День был ветреный, тени от облаков плыли по крышам, по деревьям, по мостовой. Влажным голосом кричали в море сирены. Впереди Анджиевского встали два барабанщика в бескозырках с красными околышами, подняли локти. Тотчас застучала и мелко рассыпалась барабанная дробь. Русые кудри барабанщиков, выпущенные из-под бескозырок, заплясали. Шествие двинулось. Цепь от кандалов волочилась по булыжникам, звеня и стуча, Анджиевский шел, тяжело переваливаясь с ноги на ногу, чувствуя за своей спиной свору полупьяных офицеров, идущих за ним в звоне шпор, в дыме белой пыли.
Доска, вздернутая до подбородка, била по его коленям.
Сначала идти было больно и не под силу, потом он разошелся. Он не чувствовал ничего, кроме своей душевной силы. Он уже
Его вели улицами, самыми людными в городе. Толпы зевак и военных чиновников уже окружили его, шли рядом, перетасовывая свои ряды. К нему проталкивались, и он услышал дыхание толпы. Его длинные волосы упали ему на глаза. Старуха в черной кофте, в черном платке, переходя улицу, глянула на него, в страхе перекрестилась: «Праведник! Мученик!» Он понял, что бледность его лица, разорванная побоями губа и сухой жар глаз, вероятно, страшны. Старуха не умела понять, что он страшен ненавистью.
— Вор! Вор! — кричали в толпе на разные голоса. — Кровавый комиссар! Собака!
Его водили по улицам в течение двух часов. В одном из окон особняка стояла девочка лет трех. Она раскрывала круглые губы и смеялась, била в ладоши. На волосах ее прыгал бант. Он вспомнил о своей дочери, которую не увидит, и об Анне. Он подумал, какое это счастье, что Анны нет с ним. Ветер кинул ему в лицо тучу пыли. Он не мог поднять рук, чтобы прочистить глаза, и, моргая, остановился. В спину его толкнули прикладом. Он пошел. Барабанщики без умолку били в барабаны. Он подумал, что ненависть, которую он нес в себе, похожа на счастье.
Человек в светлой тройке, немолодой, с тонкими и уже седеющими усиками, вынырнул из толпы. В углу его губ скопилась слюна и падала ему на грудь, на голубенький галстук.
— Повесят!.. Как кошку поганую… повесят! Дождался!

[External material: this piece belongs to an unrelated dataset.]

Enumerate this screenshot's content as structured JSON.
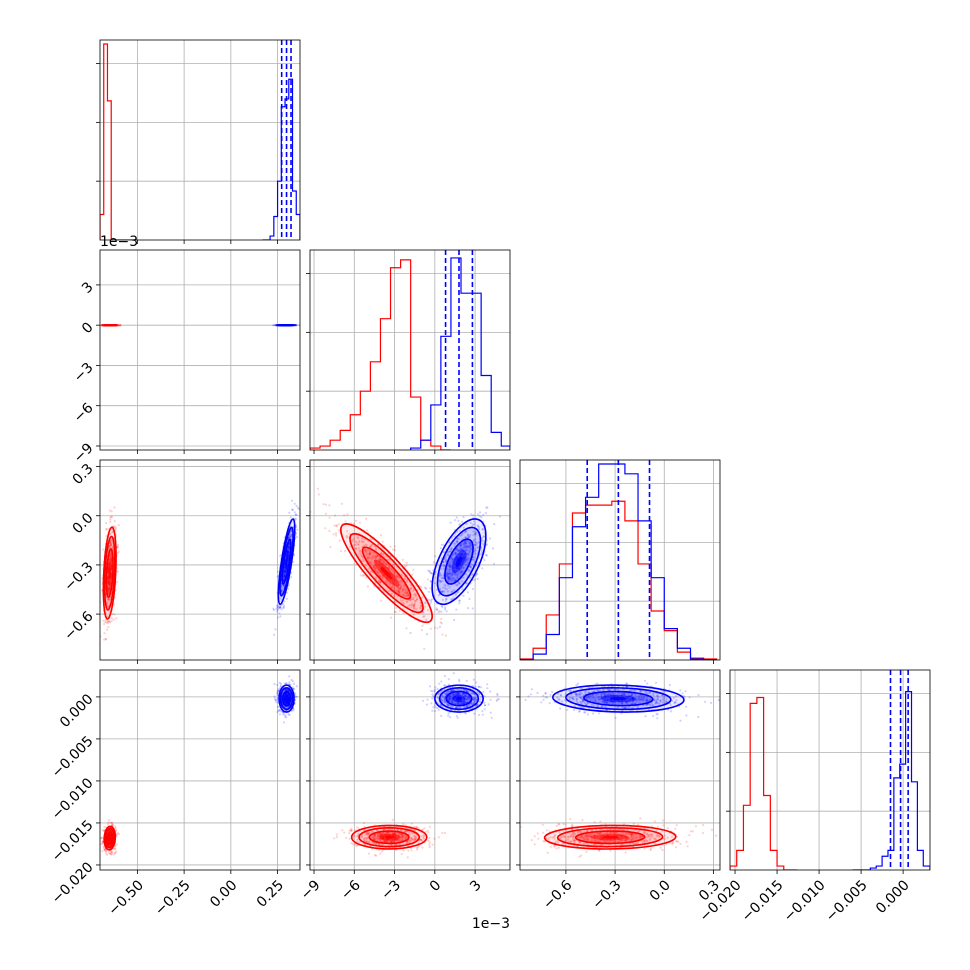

И не ему, не этому сброду, истекавшему перед ним гноем своей злобы, но всему этому нечистому, жадному, потерявшему под ногами почву, осатаневшему от ненависти и жадности классу, против которого вел его Ленин, Анджиевский сказал прежними своими словами, вспыхнувшими сейчас в его памяти, как огонь:
— Даже мертвый не бессилен коммунист, потому что смерть его кричит о революции.
В тот же день его отправили в Пятигорск.
Глава девятая
В военно-полевой суд, на Крайнюю улицу, Анджиевского повезли около трех часов пополудни. Ваня замешкался в толпе, собравшейся у Цветника. Под мелким осенним дождем блестели крыши. На Машуке висела брюхатая грозная туча. Дамы раскрыли над головами шелковые зонтики. Пахло духами, сигарным дымом и жареными пирожками из кофейни в Цветнике. Девушка в сиреневом пальто, в сиреневой маленькой шляпке пальцами сдавила Ване плечо и, приподнявшись на носках, вытянула над его головой свежую, тепло пульсирующую шею.